Nieudolne przestępstwo

Jak się okazuje, prokuratura zajmuje się sprawą mieszkańca Wsoli już od kilku miesięcy. - Prokuratura Radom-Zachód prowadzi postępowanie przeciwko 48-letniemu mieszkańcowi Wsoli, które dotyczy nieudolnego usiłowania przestępstwa z art. 200a, par. 2 Kodeksu karnego, a więc dotyczącego nawiązywania kontaktów za pośrednictwem sieci internetowej z małoletnimi poniżej 15. roku życia i proponowania im czynności o charakterze seksualnym - mówi Agnieszka Borkowska, rzeczniczka Prokuratury Okręgowej w Radomiu. Jak dodaje, pierwsze zrzuty podejrzany usłyszał we wrześniu ubiegłego roku, a teraz zostały one uzupełnione o kolejne zdarzenia. - W efekcie podejrzany stoi pod czterema zarzutami. Po dokonaniu czynności z udziałem 48-latka zwolniony - potwierdza wcześniejsze informacje fundacji prokurator Borkowska.

Nie ma pokrzywdzonego

Rzeczniczka wyjaśnia też, dlaczego nie były stosowane przeciwko podejrzanemu żadne środki zapobiegawcze. - Analiza zgromadzonego materiału dowodowego wykazała, że nie zachodzą tutaj przesłanki wskazane w Kodeksie postępowania karnego, które uzasadniają stosowanie takich środków w toku postępowania. Czyn jest zagrożony karą do dwóch lat pozbawienia wolności. Nie ma obawy ani ucieczki, ani ukrycia się podejrzanego, nie ma też możliwości ingerowania podejrzanego na pokrzywdzonego, bowiem w tej sprawie nie mamy żadnego pokrzywdzonego - tłumaczy rzeczniczka Prokuratury Okręgowej. Mocno podkreśla, że podejrzany nawiązując w sieci kontakt z osobą był przekonany, że jest to osoba poniżej 15. roku życia. Natomiast w rzeczywistości byli to przedstawiciele stowarzyszeń, które wyszukują zagrożenia dla małoletnich w sieci. - To przestępstwo nie mogło być zrealizowane, ponieważ nie było małoletniego - zaznacza nasza rozmówczyni.

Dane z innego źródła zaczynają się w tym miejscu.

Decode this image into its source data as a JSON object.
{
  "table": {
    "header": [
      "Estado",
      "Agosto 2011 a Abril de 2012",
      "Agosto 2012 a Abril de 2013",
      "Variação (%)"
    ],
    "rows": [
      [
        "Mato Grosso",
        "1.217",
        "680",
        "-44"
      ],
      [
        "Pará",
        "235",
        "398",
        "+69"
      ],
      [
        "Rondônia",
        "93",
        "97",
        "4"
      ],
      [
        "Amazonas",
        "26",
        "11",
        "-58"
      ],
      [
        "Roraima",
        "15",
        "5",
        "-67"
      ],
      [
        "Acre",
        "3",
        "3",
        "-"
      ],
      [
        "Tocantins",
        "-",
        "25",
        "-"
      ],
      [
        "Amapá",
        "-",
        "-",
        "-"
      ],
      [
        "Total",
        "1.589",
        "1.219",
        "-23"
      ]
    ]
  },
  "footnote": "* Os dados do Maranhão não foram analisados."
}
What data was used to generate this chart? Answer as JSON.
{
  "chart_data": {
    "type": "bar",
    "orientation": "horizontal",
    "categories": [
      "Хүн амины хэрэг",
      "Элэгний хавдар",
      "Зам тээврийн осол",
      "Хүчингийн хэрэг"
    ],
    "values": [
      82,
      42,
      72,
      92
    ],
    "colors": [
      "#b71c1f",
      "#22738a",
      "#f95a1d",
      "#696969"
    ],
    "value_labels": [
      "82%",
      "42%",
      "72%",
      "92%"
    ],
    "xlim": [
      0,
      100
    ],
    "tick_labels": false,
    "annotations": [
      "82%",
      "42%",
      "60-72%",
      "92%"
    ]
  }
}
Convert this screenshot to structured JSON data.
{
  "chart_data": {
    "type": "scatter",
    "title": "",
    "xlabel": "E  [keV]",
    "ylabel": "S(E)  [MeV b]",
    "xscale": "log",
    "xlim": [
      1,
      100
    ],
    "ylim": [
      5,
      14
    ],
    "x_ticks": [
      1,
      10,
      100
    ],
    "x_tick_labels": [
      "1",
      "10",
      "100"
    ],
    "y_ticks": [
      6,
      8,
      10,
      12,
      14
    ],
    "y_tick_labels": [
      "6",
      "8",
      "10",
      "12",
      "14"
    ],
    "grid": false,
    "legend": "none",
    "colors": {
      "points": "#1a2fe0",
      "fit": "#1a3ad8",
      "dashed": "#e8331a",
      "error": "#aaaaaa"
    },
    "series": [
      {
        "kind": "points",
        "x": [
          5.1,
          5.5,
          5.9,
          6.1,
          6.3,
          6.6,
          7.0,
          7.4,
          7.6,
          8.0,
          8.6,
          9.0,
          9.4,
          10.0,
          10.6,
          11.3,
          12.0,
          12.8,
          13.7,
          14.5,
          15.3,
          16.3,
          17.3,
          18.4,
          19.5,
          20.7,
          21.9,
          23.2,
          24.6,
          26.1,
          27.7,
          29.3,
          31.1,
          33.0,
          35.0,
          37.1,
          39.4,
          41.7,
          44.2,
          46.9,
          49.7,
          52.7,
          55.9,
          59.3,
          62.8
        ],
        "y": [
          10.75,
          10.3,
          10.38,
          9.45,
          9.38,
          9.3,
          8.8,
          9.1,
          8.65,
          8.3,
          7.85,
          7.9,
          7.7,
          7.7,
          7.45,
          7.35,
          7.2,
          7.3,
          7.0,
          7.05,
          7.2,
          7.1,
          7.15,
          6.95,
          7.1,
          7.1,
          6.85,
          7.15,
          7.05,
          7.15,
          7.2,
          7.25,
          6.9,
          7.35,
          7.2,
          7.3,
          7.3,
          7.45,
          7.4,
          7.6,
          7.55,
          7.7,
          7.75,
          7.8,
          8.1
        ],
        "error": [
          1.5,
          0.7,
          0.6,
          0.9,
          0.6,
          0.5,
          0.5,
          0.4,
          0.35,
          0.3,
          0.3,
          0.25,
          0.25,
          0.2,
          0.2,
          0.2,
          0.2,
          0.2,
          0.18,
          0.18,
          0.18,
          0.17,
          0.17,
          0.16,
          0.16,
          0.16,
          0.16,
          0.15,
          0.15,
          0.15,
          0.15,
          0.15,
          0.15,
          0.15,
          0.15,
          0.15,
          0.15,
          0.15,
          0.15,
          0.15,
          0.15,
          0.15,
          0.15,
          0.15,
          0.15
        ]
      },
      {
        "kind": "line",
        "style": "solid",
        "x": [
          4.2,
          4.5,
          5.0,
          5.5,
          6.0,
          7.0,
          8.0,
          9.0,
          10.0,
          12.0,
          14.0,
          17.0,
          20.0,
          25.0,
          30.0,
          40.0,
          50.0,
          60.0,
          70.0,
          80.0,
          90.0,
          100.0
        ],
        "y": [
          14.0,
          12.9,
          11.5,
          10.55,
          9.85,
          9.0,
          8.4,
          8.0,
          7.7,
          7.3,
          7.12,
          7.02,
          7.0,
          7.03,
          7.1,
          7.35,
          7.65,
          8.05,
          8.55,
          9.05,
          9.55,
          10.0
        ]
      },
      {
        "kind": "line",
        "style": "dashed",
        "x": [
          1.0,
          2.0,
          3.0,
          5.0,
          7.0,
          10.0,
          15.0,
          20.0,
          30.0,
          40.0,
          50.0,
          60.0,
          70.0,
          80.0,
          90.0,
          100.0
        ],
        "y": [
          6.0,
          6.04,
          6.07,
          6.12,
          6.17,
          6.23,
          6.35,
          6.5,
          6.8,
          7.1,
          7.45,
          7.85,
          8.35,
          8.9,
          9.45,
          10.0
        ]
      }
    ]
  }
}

Jednak śledztwo w tej sprawie trwa nadal. - Podejrzany ma postawione cztery zarzuty. Są wykonywane czynności dotyczące zgromadzenia opinii z zakresu psychiatrii, psychologii oraz seksuologii i jeśli cały materiał zostanie zgromadzony, postępowanie zostanie zakończone - wyjaśnia Agnieszka Borkowska.